Puisque vous devez aller à Paris cet hiver, faites-moi savoir ce voyage-là un peu d’avance et je me rendrai près de vous tout de suite. Nous en aurons à nous dire, et je vous lirai tout ce que j’ai fait depuis l’époque immémoriale où nous nous sommes quittés.

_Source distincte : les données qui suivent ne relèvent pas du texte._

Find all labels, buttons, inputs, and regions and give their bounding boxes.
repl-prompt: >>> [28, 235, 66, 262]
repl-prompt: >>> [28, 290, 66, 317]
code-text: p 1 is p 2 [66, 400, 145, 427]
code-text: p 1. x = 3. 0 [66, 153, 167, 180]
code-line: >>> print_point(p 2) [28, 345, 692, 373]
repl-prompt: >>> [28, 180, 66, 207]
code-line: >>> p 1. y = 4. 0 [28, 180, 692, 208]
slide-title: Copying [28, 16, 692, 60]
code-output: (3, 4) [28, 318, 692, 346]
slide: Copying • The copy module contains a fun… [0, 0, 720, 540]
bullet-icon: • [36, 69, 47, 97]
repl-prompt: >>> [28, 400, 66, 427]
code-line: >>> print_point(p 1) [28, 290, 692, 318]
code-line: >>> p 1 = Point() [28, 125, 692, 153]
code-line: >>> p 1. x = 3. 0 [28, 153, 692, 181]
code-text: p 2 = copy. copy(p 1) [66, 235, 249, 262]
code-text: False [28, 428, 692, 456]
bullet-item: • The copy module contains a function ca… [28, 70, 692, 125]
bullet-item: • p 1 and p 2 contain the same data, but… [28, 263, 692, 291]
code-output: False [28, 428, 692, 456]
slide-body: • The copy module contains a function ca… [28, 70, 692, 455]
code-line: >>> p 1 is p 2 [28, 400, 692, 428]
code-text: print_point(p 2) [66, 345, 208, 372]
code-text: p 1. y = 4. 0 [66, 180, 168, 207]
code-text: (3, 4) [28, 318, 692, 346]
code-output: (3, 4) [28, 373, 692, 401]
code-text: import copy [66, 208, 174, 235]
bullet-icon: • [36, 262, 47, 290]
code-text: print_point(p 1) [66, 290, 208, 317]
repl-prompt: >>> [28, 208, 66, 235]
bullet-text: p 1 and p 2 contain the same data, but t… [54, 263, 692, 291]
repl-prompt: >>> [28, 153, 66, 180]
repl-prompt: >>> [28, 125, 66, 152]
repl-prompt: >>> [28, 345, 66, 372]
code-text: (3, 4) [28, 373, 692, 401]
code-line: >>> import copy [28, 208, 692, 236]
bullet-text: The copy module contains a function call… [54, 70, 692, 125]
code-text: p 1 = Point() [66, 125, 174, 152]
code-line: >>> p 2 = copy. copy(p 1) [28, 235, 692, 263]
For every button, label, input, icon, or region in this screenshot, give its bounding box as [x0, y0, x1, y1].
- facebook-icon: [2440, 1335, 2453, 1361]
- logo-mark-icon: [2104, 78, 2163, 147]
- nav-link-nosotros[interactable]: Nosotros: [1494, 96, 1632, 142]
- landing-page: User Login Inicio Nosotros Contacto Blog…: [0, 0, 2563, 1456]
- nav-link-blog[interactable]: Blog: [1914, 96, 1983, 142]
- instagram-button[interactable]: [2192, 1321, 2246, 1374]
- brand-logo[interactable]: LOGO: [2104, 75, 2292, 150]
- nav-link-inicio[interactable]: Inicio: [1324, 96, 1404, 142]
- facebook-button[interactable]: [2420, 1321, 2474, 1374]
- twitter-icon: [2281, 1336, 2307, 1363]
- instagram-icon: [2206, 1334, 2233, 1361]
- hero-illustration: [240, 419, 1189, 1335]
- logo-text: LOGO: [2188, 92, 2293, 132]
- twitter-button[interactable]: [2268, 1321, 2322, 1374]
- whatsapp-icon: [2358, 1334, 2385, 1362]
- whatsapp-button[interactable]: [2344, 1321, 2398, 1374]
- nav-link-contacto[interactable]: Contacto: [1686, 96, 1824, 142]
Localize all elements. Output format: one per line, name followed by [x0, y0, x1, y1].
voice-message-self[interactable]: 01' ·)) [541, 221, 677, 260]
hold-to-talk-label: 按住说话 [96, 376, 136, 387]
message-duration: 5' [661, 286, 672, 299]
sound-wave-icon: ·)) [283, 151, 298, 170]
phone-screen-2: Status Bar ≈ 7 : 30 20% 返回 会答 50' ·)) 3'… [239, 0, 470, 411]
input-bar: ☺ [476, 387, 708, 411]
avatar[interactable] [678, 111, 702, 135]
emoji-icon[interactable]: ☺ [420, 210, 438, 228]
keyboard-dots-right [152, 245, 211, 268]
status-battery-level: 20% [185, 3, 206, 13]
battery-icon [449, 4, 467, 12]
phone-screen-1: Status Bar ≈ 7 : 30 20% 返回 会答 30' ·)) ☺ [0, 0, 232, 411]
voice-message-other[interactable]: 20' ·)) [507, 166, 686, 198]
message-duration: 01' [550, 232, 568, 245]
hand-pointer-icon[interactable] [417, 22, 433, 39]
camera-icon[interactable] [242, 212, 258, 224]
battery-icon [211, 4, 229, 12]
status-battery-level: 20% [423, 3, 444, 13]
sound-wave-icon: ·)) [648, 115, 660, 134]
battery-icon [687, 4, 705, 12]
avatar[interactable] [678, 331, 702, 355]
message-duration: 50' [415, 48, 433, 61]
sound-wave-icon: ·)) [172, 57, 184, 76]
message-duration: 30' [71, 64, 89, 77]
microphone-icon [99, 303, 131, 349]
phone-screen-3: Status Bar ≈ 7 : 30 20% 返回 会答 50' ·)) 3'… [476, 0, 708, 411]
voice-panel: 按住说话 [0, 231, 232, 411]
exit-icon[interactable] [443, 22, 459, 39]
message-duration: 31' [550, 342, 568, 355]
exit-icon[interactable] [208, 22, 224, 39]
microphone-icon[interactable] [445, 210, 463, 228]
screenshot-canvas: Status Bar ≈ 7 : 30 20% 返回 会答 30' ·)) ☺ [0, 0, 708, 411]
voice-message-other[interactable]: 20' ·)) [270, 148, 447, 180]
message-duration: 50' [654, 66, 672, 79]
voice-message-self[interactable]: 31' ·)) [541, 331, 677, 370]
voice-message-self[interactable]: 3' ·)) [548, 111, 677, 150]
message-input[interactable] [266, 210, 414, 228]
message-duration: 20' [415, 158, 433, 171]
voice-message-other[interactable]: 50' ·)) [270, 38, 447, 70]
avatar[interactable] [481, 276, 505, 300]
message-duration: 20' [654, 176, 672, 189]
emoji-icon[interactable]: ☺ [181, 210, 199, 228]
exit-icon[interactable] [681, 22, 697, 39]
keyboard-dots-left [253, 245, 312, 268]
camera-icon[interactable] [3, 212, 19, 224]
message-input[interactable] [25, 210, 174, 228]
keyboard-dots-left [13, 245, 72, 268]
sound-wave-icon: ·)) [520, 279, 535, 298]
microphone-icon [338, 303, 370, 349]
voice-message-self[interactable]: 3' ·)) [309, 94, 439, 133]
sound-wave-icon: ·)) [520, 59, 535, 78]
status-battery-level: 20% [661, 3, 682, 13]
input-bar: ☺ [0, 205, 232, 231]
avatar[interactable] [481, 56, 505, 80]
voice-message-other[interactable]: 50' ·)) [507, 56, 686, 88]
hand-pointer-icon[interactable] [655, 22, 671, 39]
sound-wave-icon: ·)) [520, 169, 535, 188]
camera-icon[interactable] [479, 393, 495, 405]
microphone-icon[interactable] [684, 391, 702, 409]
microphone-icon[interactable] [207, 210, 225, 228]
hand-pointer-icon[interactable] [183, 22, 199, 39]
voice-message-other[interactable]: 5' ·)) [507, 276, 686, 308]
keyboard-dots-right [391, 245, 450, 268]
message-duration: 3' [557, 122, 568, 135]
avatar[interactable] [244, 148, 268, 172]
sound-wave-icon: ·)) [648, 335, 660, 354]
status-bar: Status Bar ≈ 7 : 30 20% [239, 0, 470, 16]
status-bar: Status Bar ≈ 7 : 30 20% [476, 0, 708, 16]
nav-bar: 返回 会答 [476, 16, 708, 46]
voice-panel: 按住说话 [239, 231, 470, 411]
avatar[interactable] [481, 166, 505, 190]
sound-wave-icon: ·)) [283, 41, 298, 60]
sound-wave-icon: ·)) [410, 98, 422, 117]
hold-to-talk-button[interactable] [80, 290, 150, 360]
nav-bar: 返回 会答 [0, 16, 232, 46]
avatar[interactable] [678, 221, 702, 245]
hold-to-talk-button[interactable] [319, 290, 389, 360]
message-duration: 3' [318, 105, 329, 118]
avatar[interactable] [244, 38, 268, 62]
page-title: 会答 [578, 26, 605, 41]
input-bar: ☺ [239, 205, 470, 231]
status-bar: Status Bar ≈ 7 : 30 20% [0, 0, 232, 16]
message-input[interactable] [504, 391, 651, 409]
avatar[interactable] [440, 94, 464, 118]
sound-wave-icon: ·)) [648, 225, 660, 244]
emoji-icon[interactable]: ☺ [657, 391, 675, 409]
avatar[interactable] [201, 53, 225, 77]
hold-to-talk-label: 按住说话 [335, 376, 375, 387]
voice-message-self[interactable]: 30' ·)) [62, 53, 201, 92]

Je suis si dégoûté de tout que je ne veux pas maintenant publier. À quoi bon ? Pourquoi ? Je vais commencer un livre qui va m’occuper pendant plusieurs années. Quand il sera fini, si les temps sont plus prospères, je le ferai paraître en même temps que Saint Antoine. C’est l’histoire de ces deux bonshommes qui copient une espèce d’encyclopédie critique en farce. Vous devez en avoir une idée. Pour cela, il va me falloir étudier beaucoup de choses que j’ignore : la chimie, la médecine, l’agriculture. Je suis maintenant dans la médecine. Mais il faut être fou et triplement frénétique pour entreprendre un pareil bouquin ! Tant pis, à la grâce de Dieu ! Et fût-il un chef-d’œuvre (et surtout si c’est un chef-d’œuvre), il n’aura pas le succès de l’Homme-femme[1]. Ah ! moi

  1. Le comte Henry-Amédée Lelorgne d’Ideville avait publié chez Dentu, en 1872, une brochure de 477 pages, intitulée : L’homme qui tue et l’homme qui pardonne, précédé d’une lettre à M. Alexandre Dumas fils. Dumas répliqua par un livre intitulé : L’homme-femme, réponse à M. d’Ideville. Ce livre n’eut pas moins de 37 éditions en cette année 1872. [Note de René Descharmes.]